= Duncan Forbes (historian) =

Scottish historian (1922–1994)

Duncan Forbes MC (19 May 1922 – 3 December 1994) was a Scottish historian. He was a Reader (later Emeritus) in the History of Political Thought at the University of Cambridge.

==Life==
Forbes was born in 1922, the only son of Duncan Alexander Forbes and Sybil Mitchell, and nephew of the Cambridge academic Mansfield Forbes. He was educated at Haileybury College and Clare College, Cambridge, where his late uncle was a fellow and had published a history of the college's first 600 years. Duncan Forbes's time at Clare was initially short-lived, as in 1942 he was called up to fight in the Second World War; enlisting in the Seaforth Highlanders, he won the Military Cross while serving as a platoon commander at the Battle of Anzio.

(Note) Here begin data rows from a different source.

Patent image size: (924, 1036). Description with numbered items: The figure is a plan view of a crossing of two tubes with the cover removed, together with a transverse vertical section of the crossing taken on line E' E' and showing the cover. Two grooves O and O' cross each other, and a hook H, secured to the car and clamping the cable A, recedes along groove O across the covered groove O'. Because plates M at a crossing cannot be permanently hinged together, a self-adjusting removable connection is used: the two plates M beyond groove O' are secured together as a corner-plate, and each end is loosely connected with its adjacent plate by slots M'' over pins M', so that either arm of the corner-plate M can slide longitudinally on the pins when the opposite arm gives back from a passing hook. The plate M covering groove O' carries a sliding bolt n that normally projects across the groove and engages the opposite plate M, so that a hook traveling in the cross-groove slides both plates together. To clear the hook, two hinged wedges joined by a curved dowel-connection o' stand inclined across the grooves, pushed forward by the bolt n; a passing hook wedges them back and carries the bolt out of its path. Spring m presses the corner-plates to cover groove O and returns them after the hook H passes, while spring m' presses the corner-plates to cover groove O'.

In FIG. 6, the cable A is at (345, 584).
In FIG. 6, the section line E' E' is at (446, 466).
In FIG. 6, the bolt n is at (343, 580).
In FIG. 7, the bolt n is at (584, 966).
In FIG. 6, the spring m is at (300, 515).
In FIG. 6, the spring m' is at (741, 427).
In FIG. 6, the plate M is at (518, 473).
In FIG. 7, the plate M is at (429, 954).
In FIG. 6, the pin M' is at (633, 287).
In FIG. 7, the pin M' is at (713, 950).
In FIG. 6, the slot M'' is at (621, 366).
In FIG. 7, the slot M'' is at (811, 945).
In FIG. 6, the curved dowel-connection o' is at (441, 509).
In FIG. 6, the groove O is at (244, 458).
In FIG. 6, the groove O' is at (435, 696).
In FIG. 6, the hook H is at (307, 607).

Returning to Clare in 1945, he was awarded a degree in history and was made a fellow of the college in 1947, remaining there for the rest of his life.

==Academic career==
Forbes edited Adam Ferguson's An Essay on the History of Civil Society for the University of Edinburgh Press in 1966. In 1970 Pelican Books published the volumes of David Hume's History of Great Britain that covered the early Stuarts, to which Forbes wrote the introduction.

In his book Hume's Philosophical Politics, Forbes argued that Hume's main purpose in writing The History of England was to give "the Hanoverian regime a proper intellectual foundation". Against the traditional portrayal of Hume as a Tory, Forbes labelled Hume's beliefs "skeptical Whiggism", that is, an acceptance of the Revolution Settlement coupled with a rejection of most other Whig orthodoxies such as the concept of the "ancient constitution".

Forbes' work on the Scottish Enlightenment led to one of his students, John Dunn, calling him "a Highlander in exile".

==Works==
- 'Scientific Whiggism: Adam Smith and John Millar', Cambridge Journal, VII (1954), pp. 643–70.
- "Hume's Philosophical Politics" (1975).
- 'Sceptical Whiggism, Commerce and Liberty', in A. S. Skinner and T. Wilson (eds.), Essays on Adam Smith (Oxford University Press, 1976).